Notably, there's also an element of the perverse or paradoxical to I Love You, as the songs sound futuristic and processed into oblivion, but they're often built upon recognizably traditional samples.  In fact, on "Ageless Isms," it even sounds like he took an old ballad from the Far East in its entirety and just slowed, pitch-shifted, and generally garbled it into utter unrecognizability.  "Don't Digital" seems to achieve similarly impressive levels of chopped-and-screwedness with an accordion and a fiddle.  I could have that completely wrong though, as Urick's manipulation of his source material is so drastic that it could be almost anything (reggae and dub tend to come up quite a bit as possibilities whenever this album is discussed).
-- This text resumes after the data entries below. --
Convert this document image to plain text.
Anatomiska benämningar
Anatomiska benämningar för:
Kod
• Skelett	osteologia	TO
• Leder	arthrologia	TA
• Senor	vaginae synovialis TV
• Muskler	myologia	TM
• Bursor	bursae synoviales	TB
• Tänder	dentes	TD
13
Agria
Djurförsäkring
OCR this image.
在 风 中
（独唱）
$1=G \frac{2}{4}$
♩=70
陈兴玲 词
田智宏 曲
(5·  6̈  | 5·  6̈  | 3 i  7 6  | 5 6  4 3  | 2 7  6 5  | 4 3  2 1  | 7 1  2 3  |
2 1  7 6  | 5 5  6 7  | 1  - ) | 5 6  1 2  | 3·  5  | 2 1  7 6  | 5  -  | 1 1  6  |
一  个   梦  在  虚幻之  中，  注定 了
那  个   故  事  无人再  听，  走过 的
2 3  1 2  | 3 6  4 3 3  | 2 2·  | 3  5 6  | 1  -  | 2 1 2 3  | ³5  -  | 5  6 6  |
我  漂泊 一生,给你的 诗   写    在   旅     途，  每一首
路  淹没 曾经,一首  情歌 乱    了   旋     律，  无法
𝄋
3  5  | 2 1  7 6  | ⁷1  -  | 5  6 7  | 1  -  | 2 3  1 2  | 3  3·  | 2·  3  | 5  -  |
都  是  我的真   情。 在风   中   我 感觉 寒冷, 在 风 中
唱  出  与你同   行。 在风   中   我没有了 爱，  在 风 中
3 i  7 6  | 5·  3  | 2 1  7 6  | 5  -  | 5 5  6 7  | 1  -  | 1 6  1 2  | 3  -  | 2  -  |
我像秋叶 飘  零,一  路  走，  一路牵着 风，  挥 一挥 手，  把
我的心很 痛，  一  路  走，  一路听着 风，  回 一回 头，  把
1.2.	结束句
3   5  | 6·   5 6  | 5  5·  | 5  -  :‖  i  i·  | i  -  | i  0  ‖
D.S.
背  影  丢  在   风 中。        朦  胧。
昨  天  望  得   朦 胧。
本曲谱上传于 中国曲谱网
Regardless of where he is borrowing from, I find it conceptually amusing: applying cough medicine-fueled hip-hop tactics to traditional Asian music is just as inspired as using dub tactics to shred dub into utter abstraction.  Still, my favorite pieces are the album's more drone-based book-ends: the title piece and "Syndromes" essentially sound like spaced-out ambient synth music muscled-up to a rumbling and shuddering intensity level. Also, the ghostly, warbling sample (koto?) at the end of "Syndromes" might be the single best thing on the album.
Despite all those great attributes, however, I Love You can be a tough listen.  The album's most significant and fundamental flaw manifests itself most strongly with the candy-colored synth psychedelia of "The Crying Song": Urick's music is so dense, busy, over-processed, and over-saturated that it can be absolutely exhausting to listen to in large doses.  There's no space, nothing natural, no breathing room–just an unrelenting, undulating mass of thick synthetic sounds.  That makes this a very difficult album to love, but it is definitely not a hard one to be impressed by: despite its flaws, I Love You is still one of the most full-on, attention-grabbing abstract electronic albums that I have heard in a while.